Continued from Part 1:
The first painting I painted, a couple of years before I had thoughts of becoming a real painter, was a bleeding half of a cantaloupe on a checkerboard tablecloth with a fork looming overhead. As Yogi Bera says, “When you come to the fork in the road, take it.”
Needing therapy, I enrolled in the San Francisco Art Institute. My father paid my tuition and $150 a month for four years to keep me off the street, and to keep me from embarrassing him.

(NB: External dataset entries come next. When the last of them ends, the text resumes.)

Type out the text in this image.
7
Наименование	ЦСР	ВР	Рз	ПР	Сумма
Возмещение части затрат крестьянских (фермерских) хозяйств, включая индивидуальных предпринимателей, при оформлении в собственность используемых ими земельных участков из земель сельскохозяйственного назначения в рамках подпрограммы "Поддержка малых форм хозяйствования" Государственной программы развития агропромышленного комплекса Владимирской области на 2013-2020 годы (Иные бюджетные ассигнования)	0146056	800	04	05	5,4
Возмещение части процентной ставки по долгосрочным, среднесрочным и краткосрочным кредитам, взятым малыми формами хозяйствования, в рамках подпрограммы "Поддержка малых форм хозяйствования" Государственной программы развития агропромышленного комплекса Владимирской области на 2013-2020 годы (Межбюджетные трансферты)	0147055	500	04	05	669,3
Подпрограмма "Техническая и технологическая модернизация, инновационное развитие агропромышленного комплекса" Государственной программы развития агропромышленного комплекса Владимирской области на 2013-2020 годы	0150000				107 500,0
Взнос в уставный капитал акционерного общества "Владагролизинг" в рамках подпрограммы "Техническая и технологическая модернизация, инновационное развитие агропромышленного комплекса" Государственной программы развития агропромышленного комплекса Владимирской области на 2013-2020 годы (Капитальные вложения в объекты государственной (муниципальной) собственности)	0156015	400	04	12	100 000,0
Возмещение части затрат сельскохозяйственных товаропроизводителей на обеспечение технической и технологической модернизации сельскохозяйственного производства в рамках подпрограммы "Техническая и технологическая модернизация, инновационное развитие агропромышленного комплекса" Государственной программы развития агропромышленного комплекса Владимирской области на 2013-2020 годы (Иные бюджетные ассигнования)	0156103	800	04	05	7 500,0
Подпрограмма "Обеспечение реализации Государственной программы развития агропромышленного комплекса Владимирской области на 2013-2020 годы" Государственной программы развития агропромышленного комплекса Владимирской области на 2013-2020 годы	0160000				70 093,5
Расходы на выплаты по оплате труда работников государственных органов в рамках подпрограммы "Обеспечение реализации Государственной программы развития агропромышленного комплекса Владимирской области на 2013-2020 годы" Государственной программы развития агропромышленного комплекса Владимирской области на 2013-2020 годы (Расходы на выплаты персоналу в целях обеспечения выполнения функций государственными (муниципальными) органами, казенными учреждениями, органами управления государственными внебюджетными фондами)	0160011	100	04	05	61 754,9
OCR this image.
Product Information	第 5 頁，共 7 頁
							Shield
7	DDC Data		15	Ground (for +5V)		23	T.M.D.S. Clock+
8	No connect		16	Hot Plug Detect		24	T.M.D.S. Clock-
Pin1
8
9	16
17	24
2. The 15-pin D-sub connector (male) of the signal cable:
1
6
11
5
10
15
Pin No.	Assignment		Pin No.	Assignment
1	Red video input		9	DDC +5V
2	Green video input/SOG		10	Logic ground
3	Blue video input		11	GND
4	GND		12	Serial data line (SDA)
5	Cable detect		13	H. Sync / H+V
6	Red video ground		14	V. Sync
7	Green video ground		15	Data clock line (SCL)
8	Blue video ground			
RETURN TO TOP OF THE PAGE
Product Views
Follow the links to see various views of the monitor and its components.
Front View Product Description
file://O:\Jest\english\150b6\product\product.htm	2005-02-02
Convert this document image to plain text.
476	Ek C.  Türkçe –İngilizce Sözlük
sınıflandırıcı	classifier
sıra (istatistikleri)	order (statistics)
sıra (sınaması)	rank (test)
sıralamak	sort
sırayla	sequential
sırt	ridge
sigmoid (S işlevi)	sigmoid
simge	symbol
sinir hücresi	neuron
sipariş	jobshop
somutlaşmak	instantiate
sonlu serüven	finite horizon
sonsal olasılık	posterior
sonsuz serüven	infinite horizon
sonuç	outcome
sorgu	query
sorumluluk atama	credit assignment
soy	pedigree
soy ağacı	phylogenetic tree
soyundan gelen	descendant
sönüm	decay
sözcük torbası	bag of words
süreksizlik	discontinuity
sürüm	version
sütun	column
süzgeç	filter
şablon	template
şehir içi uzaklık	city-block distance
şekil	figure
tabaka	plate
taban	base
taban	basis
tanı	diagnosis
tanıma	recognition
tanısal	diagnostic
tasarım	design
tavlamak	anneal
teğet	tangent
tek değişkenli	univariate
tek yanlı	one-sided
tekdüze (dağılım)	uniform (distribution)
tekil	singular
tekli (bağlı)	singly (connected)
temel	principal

Originally, I just wanted to go to Mexico and live on the beach, eat fish heads and rice, and paint; but my father wouldn’t let me. I had this big ball of something in my gut, and I needed desperately to purge it out. At the same time, I was about to be drafted into the Army, and I was terrified, although willing to go. I somehow made them understand that I was incapable of military duty. I told them I would go, but that I couldn’t be responsible for my actions under the stress of regimented duty.
So they deferred me.
In art school I discovered I had to try harder to compensate for the deficiencies of growing up knowing nothing of art in the cultural desert of Cheyenne, Wyoming. I mean, there was a watercolor society there, and some cowboy and Indian paintings, but nothing more. I saw some paintings at the National Gallery of Art in Washington, DC in my teens once, on a one-day whirlwind tour: the Lincoln Memorial, the White House, and the National Gallery. It didn’t occur to me then that making those pictures that were hanging there could be something one could actually DO in life.